12

The Second Staircase

I see you, Lore thought. Horrified and entranced. Fearful, yes—

But something else, too. Hope. Mad, alien, deranged hope.

The staircase had no house around it: It stood alone, a beast of thirteen steps. Dark wood was its material; it stood tall and crooked. The baluster and handrail looked freshly oiled. The steps themselves were ragged at the edges and uneven, forming not right angles but rather off-angles, as if the stairs did not entirely fit together. Trees sometimes bent toward the sun, but here they seemed to be bending away from the staircase, as if in fear, trying not to be caught in its trap. Other greenery, too, refused to get near it—nothing grew at its margins, and though all around the forest was alive with ivy and bittersweet and honeysuckle, none of it dared to climb the staircase. The staircase ascended up, up, up, its steps leading to nothing but open air.

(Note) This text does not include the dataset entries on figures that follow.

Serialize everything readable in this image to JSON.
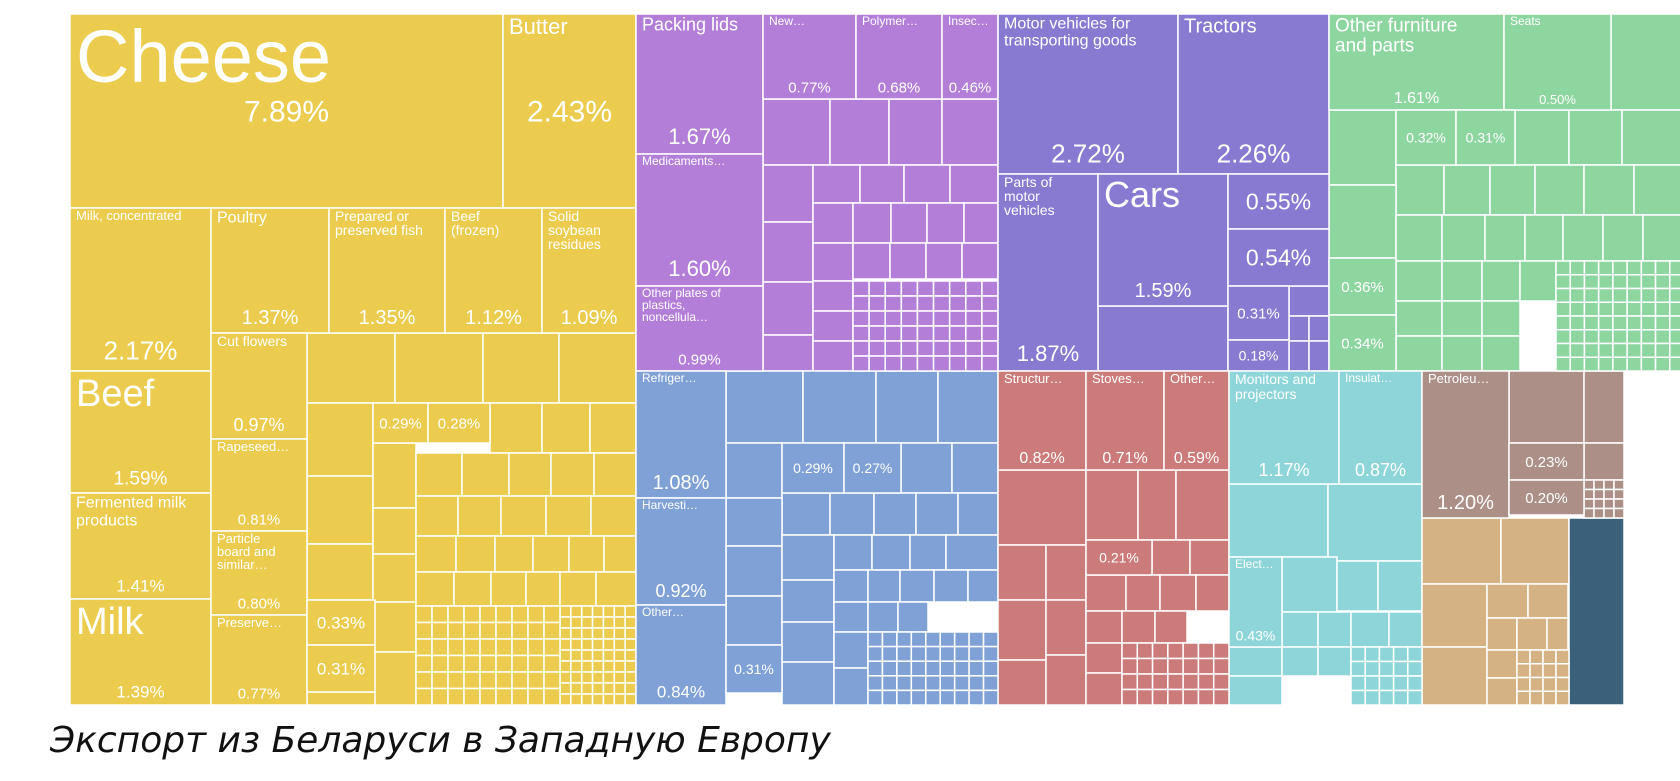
{
  "caption": "Экспорт из Беларуси в Западную Европу",
  "colors": {
    "food": "#ECCC4E",
    "chemicals": "#B37ED8",
    "transport": "#8879D1",
    "furniture": "#8ED6A0",
    "machinery": "#7FA1D5",
    "metals": "#CB7B79",
    "electronics": "#8ED5D9",
    "mineral": "#AC8F87",
    "textiles": "#D4B283",
    "other": "#3B6079"
  },
  "chart_data": {
    "type": "treemap",
    "title": "Экспорт из Беларуси в Западную Европу",
    "unit": "% of exports",
    "items": [
      {
        "label": "Cheese",
        "value": "7.89%",
        "group": "food"
      },
      {
        "label": "Butter",
        "value": "2.43%",
        "group": "food"
      },
      {
        "label": "Milk, concentrated",
        "value": "2.17%",
        "group": "food"
      },
      {
        "label": "Poultry",
        "value": "1.37%",
        "group": "food"
      },
      {
        "label": "Prepared or preserved fish",
        "value": "1.35%",
        "group": "food"
      },
      {
        "label": "Beef (frozen)",
        "value": "1.12%",
        "group": "food"
      },
      {
        "label": "Solid soybean residues",
        "value": "1.09%",
        "group": "food"
      },
      {
        "label": "Beef",
        "value": "1.59%",
        "group": "food"
      },
      {
        "label": "Fermented milk products",
        "value": "1.41%",
        "group": "food"
      },
      {
        "label": "Milk",
        "value": "1.39%",
        "group": "food"
      },
      {
        "label": "Cut flowers",
        "value": "0.97%",
        "group": "food"
      },
      {
        "label": "Rapeseed…",
        "value": "0.81%",
        "group": "food"
      },
      {
        "label": "Particle board and similar…",
        "value": "0.80%",
        "group": "food"
      },
      {
        "label": "Preserve…",
        "value": "0.77%",
        "group": "food"
      },
      {
        "label": "",
        "value": "0.29%",
        "group": "food"
      },
      {
        "label": "",
        "value": "0.28%",
        "group": "food"
      },
      {
        "label": "",
        "value": "0.33%",
        "group": "food"
      },
      {
        "label": "",
        "value": "0.31%",
        "group": "food"
      },
      {
        "label": "Packing lids",
        "value": "1.67%",
        "group": "chemicals"
      },
      {
        "label": "New…",
        "value": "0.77%",
        "group": "chemicals"
      },
      {
        "label": "Polymer…",
        "value": "0.68%",
        "group": "chemicals"
      },
      {
        "label": "Insec…",
        "value": "0.46%",
        "group": "chemicals"
      },
      {
        "label": "Medicaments…",
        "value": "1.60%",
        "group": "chemicals"
      },
      {
        "label": "Other plates of plastics, noncellula…",
        "value": "0.99%",
        "group": "chemicals"
      },
      {
        "label": "Motor vehicles for transporting goods",
        "value": "2.72%",
        "group": "transport"
      },
      {
        "label": "Tractors",
        "value": "2.26%",
        "group": "transport"
      },
      {
        "label": "Parts of motor vehicles",
        "value": "1.87%",
        "group": "transport"
      },
      {
        "label": "Cars",
        "value": "1.59%",
        "group": "transport"
      },
      {
        "label": "",
        "value": "0.55%",
        "group": "transport"
      },
      {
        "label": "",
        "value": "0.54%",
        "group": "transport"
      },
      {
        "label": "",
        "value": "0.31%",
        "group": "transport"
      },
      {
        "label": "",
        "value": "0.18%",
        "group": "transport"
      },
      {
        "label": "Other furniture and parts",
        "value": "1.61%",
        "group": "furniture"
      },
      {
        "label": "Seats",
        "value": "0.50%",
        "group": "furniture"
      },
      {
        "label": "",
        "value": "0.32%",
        "group": "furniture"
      },
      {
        "label": "",
        "value": "0.31%",
        "group": "furniture"
      },
      {
        "label": "",
        "value": "0.36%",
        "group": "furniture"
      },
      {
        "label": "",
        "value": "0.34%",
        "group": "furniture"
      },
      {
        "label": "Refriger…",
        "value": "1.08%",
        "group": "machinery"
      },
      {
        "label": "Harvesti…",
        "value": "0.92%",
        "group": "machinery"
      },
      {
        "label": "Other…",
        "value": "0.84%",
        "group": "machinery"
      },
      {
        "label": "",
        "value": "0.29%",
        "group": "machinery"
      },
      {
        "label": "",
        "value": "0.27%",
        "group": "machinery"
      },
      {
        "label": "",
        "value": "0.31%",
        "group": "machinery"
      },
      {
        "label": "Structur…",
        "value": "0.82%",
        "group": "metals"
      },
      {
        "label": "Stoves…",
        "value": "0.71%",
        "group": "metals"
      },
      {
        "label": "Other…",
        "value": "0.59%",
        "group": "metals"
      },
      {
        "label": "",
        "value": "0.21%",
        "group": "metals"
      },
      {
        "label": "Monitors and projectors",
        "value": "1.17%",
        "group": "electronics"
      },
      {
        "label": "Insulat…",
        "value": "0.87%",
        "group": "electronics"
      },
      {
        "label": "Elect…",
        "value": "0.43%",
        "group": "electronics"
      },
      {
        "label": "Petroleu…",
        "value": "1.20%",
        "group": "mineral"
      },
      {
        "label": "",
        "value": "0.23%",
        "group": "mineral"
      },
      {
        "label": "",
        "value": "0.20%",
        "group": "mineral"
      }
    ]
  }
}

But Lore knew that wasn’t really true, was it?

A wind swept through, swirling dead leaves and a shimmer of pollen up those steps. Or was it drawn there, by the staircase itself?

Lore felt herself drawn closer, even as she rooted her feet to the ground.

She looked to Owen, who stood horror-struck. His mouth formed words but made no utterances.

Lore said the words out loud:

“There’s no campsite, is there?”

Nick shook his head. “Nope.”

“Fuck,” Hamish said quietly, but then yelled it out again so loud that birds stirred in the trees above and took flight: “ Fuck! ” He dropped to a crouch and buried his face in his hands, growling into his palms before taking one hand and punching the ground once, twice, three times.

Owen bent over and vomited.

Nick, for his part, walked out in front of them, his arms wide like a carnival barker or a used car salesman.

“It’s time to repair an error,” he said, and the tone in his voice reminded Lore of something else, and now their old friend’s posture made even more sense. Because it called to mind an old-timey preacher. A pastor or pardoner making you an offer. A one-way ticket to confession, restoration, and salvation. “I brought you here because we fucked up. We broke the Covenant. And now we have the chance to fix it.”